NEC chairman Sik Bun Hok said in a statement issued last week that provincial committees should strengthen communication and cooperation with provincial authorities, especially the police, to provide security for the election.

“Strengthen cooperation, maintain security and public order for all the activities of agents and candidates of political parties, national and international election observers and the people who go to vote in the national election,” Mr Bun Hok wrote.

“Monitor the situation and ask for intervention from the authorities in case of disturbances, threats, or violence which may lead to obstruction of the election,” he said, adding that reports should regularly be sent to the NEC.

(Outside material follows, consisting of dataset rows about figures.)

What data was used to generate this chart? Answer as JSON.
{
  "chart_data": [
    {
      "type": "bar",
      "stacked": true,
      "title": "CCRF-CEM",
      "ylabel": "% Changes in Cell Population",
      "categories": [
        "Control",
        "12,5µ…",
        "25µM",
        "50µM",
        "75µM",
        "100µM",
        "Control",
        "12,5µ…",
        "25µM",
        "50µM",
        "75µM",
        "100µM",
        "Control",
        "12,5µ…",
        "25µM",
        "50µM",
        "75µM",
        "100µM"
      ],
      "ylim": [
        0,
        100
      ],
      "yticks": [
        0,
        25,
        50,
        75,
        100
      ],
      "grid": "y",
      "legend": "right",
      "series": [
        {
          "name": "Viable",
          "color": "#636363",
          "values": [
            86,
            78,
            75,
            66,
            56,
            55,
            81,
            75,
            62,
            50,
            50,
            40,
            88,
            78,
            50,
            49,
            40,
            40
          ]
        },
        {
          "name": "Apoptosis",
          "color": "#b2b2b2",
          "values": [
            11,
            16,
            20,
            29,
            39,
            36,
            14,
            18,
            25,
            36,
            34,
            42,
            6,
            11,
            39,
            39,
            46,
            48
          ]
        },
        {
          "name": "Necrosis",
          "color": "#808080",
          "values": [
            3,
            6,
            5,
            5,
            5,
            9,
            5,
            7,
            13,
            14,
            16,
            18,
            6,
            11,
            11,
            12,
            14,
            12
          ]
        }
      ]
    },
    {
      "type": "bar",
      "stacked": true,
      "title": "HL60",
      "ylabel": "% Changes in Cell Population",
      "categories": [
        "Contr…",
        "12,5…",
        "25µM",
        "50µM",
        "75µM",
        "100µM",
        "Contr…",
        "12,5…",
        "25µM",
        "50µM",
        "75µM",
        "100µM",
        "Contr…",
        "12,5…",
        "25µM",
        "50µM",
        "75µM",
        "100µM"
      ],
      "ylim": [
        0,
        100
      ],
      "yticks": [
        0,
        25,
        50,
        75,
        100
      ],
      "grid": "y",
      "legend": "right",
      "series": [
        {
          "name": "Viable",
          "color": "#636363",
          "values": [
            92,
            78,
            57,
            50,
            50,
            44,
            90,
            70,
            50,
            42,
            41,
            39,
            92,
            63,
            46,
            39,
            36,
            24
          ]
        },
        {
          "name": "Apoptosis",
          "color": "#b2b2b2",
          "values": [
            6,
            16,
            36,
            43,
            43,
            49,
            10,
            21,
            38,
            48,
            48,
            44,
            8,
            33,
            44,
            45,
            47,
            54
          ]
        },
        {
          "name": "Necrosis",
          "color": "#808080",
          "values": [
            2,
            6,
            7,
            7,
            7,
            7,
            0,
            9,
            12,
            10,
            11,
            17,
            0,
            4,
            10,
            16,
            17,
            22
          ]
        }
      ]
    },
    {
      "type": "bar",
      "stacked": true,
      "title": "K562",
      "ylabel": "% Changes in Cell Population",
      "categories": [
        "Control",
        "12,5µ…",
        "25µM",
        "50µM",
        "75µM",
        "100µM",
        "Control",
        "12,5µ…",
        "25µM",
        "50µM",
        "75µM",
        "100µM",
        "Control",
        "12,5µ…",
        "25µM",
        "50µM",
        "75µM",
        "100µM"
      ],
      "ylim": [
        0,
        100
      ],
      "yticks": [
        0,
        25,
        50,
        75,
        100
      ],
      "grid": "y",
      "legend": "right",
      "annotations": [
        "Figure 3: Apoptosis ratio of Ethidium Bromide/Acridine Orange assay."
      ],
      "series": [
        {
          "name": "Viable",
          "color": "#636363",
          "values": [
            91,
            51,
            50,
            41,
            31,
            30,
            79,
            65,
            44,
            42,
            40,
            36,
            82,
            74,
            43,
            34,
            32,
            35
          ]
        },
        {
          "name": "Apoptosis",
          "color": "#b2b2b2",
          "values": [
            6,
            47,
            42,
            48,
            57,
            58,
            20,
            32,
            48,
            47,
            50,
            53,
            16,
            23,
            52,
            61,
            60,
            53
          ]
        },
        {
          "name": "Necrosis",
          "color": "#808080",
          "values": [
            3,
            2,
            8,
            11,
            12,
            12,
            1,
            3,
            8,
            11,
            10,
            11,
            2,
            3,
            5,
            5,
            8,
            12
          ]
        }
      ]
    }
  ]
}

The government will deploy more than 19,000 security forces for the upcoming election campaign, while nearly 85,000 forces will provide security on polling day.

About 19,400 security forces will be deployed for the 21-day election campaign from July 7 to 27, while 84,583 forces will be on guard at polling stations nationwide on July 29, officials said.

Kirth Chantharith, deputy national police chief, said that trainers will be providing training to 80,000 forces, including Royal Cambodian Armed Forces, military police and more than 20,000 security guards that will be deployed in communes and districts.

“Our request is to make all the officials participating to protect the elections aware that the atmosphere of the election will be free, fair and without threats,” Gen Chantharith said.

Korn Savong, a coordinator with election watchdog Comfrel, said that deployment of forces to provide security at polling stations was vital to ensure voters’ safety.

“What I worry about is additional security guards placed to help maintain security who are not civil servants,” he said. “It could be seen as political influence, making the people afraid.”